Primary brain tumors consist of a diverse group of neoplasms, derived from various different cell lineages. Pursuant to a World Health Organization categorization (Louis et al., 2007), tumors of the central nervous system are classified as astrocytic, oligodendroglial, or mixed (oligoastrocytic). These tumors are further classified by subtypes and are graded, based on histology, from 1 to IV, with grade IV being the most aggressive. Glioblastoma multiforme (GBM), the most aggressive form of primary malignant brain tumor, accounts for approximately 45% to 50% of all primary brain tumors (Wrensch et al., 2002; Behin et al., 2003) and represents the second largest cause of cancer death in adults under 35 years of age (Allard et al., 2009).
Despite numerous therapeutic efforts, including cytoreductive surgery, radiation therapy and chemotherapy, the prognosis for glioma patients remains very poor (Stewart, 2002; Stupp et al., 2005). A majority eventually develop recurrent and progressive disease, after which the median survival is approximately 6 months (Wong et al., 1999; Lamborn et al., 2008). Median survival for GBM patients is about 12-14 months (Stupp et al., 2005).
In addition, brain metastasis from primary tumors such as breast, lung, and skin (melanoma) is a significant and growing public health problem. An estimated 250,000 patients in the United States were diagnosed with brain metastases in 2009 (Fox et al., 2011), which is more than 10-fold greater than the incidence of primary brain tumors (Jemal et al., 2009). The prognosis for patients with brain metastases is very poor, and most patients live only 4-6 months after diagnosis. Current treatment regimens provide marginal survival benefits (Eichler and Loeffler, 2007).
Complete surgical resection of gliomas is almost impossible, due to their diffusely infiltrative nature and proximity to vital brain structures. Systemic therapy also is limited, by virtue of the so-called blood brain barrier (BBB). See, generally, Cecchelli et al. (2007).

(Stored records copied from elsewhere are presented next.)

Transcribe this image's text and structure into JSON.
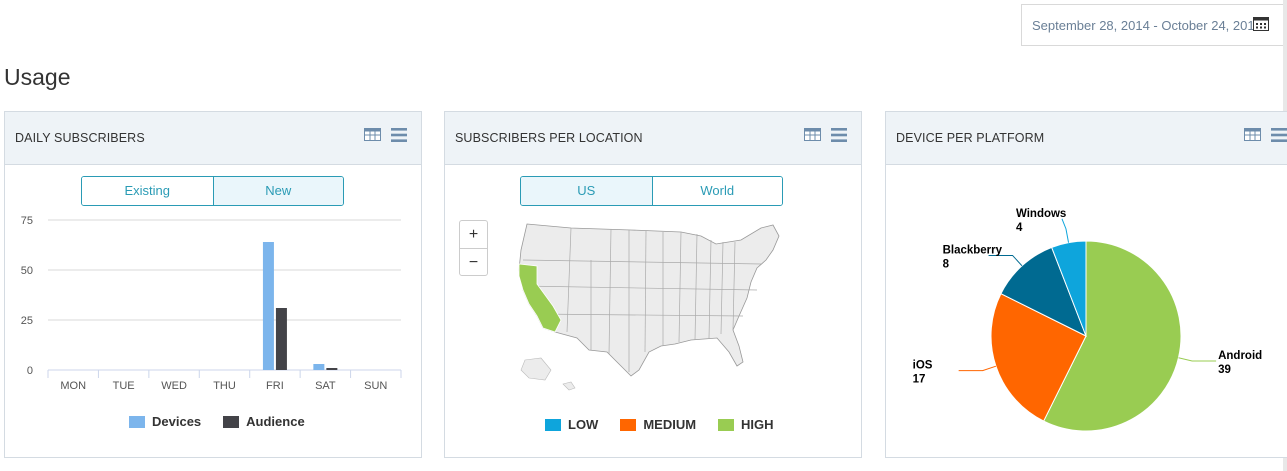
{
  "header": {
    "date_range": "September 28, 2014 - October 24, 2015",
    "calendar_icon": "calendar-icon",
    "page_title": "Usage"
  },
  "panels": {
    "daily": {
      "title": "DAILY SUBSCRIBERS",
      "tabs": [
        "Existing",
        "New"
      ],
      "active_tab": "New",
      "icons": [
        "table-icon",
        "menu-icon"
      ]
    },
    "location": {
      "title": "SUBSCRIBERS PER LOCATION",
      "tabs": [
        "US",
        "World"
      ],
      "active_tab": "US",
      "zoom_in": "+",
      "zoom_out": "−",
      "legend": [
        {
          "label": "LOW",
          "color": "#0ea5dc"
        },
        {
          "label": "MEDIUM",
          "color": "#ff6600"
        },
        {
          "label": "HIGH",
          "color": "#99cc52"
        }
      ],
      "highlighted_state": "California",
      "icons": [
        "table-icon",
        "menu-icon"
      ]
    },
    "platform": {
      "title": "DEVICE PER PLATFORM",
      "icons": [
        "table-icon",
        "menu-icon"
      ]
    }
  },
  "chart_data": [
    {
      "type": "bar",
      "categories": [
        "MON",
        "TUE",
        "WED",
        "THU",
        "FRI",
        "SAT",
        "SUN"
      ],
      "series": [
        {
          "name": "Devices",
          "color": "#7cb5ec",
          "values": [
            0,
            0,
            0,
            0,
            64,
            3,
            0
          ]
        },
        {
          "name": "Audience",
          "color": "#434348",
          "values": [
            0,
            0,
            0,
            0,
            31,
            1,
            0
          ]
        }
      ],
      "yticks": [
        0,
        25,
        50,
        75
      ],
      "ylim": [
        0,
        75
      ],
      "grid": true,
      "legend_position": "bottom"
    },
    {
      "type": "pie",
      "slices": [
        {
          "label": "Android",
          "value": 39,
          "color": "#99cc52"
        },
        {
          "label": "iOS",
          "value": 17,
          "color": "#ff6600"
        },
        {
          "label": "Blackberry",
          "value": 8,
          "color": "#006a91"
        },
        {
          "label": "Windows",
          "value": 4,
          "color": "#0ea5dc"
        }
      ]
    }
  ]
}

This barrier resides within the brain's capillary endothelium, and it has been an object of study for over 100 years. Indeed, the fact that most drug candidates for brain tumors never make it to the clinic (Pardridge, 2007) is attributable largely to their inability to cross the BBB and reach levels having a therapeutic effect (Groothuis, 2000).
Despite extensive efforts over several decades, the curative rates in the treatment of brain cancers remain abysmal. Brain cancer treatment thus represents one of the biggest challenges in oncology. Furthermore, the prevailing consensus is that the BBB is the major limiting factor in drug delivery into brain tumors.
Accordingly, considerable effort is directed globally to discovering and developing new drugs that are small enough to cross the BBB and improve the survival outcome for GBM patients. In addition, techniques are under development to transport drugs past the BBB and into the brain tumor microenvironment.
Among the approaches that have been studied, in an attempt to circumvent the BBB limitation, are the following.                Hyperosmotic BBB disruption (Kroll and Neuwelt, 1998).        Chemical barrier modification (Black et al., 1997).        Attempts to link therapeutic agents to compounds that have transporters across the BBB (Bickel et al., 2001; Zhang and Pardridge, 2007).        Direct administration of drugs into and around brain tumors (Hassenbusch et al., 2002; Hai et al., 2002; Reardon et al., 2002; Weber et al., 2002). This approach entails placement of drug-loaded wafers around a tumor resection bed, infusion of agents into or around a tumor resection cavity, or direct infusion of drugs into the tumor mass.        Convection-Enhanced Delivery or “CED” (Bobo et al., 1994; Morrison et al., 1994; Hadjipanayis et al., 2008; Hadjipanayis et al., 2010). In CED a small hydrostatic pressure differential is imposed by a syringe pump to distribute infusate directly to regions of the central nervous system (CNS). CED is a minimally invasive surgical procedure that provides fluid convection in the brain by a pressure gradient, which bypasses the BBB. Therapeutic agents can be delivered into the brain with a minimum of the toxicity, therefore, as well as to normal tissue and to organs commonly accessed by systemic delivery.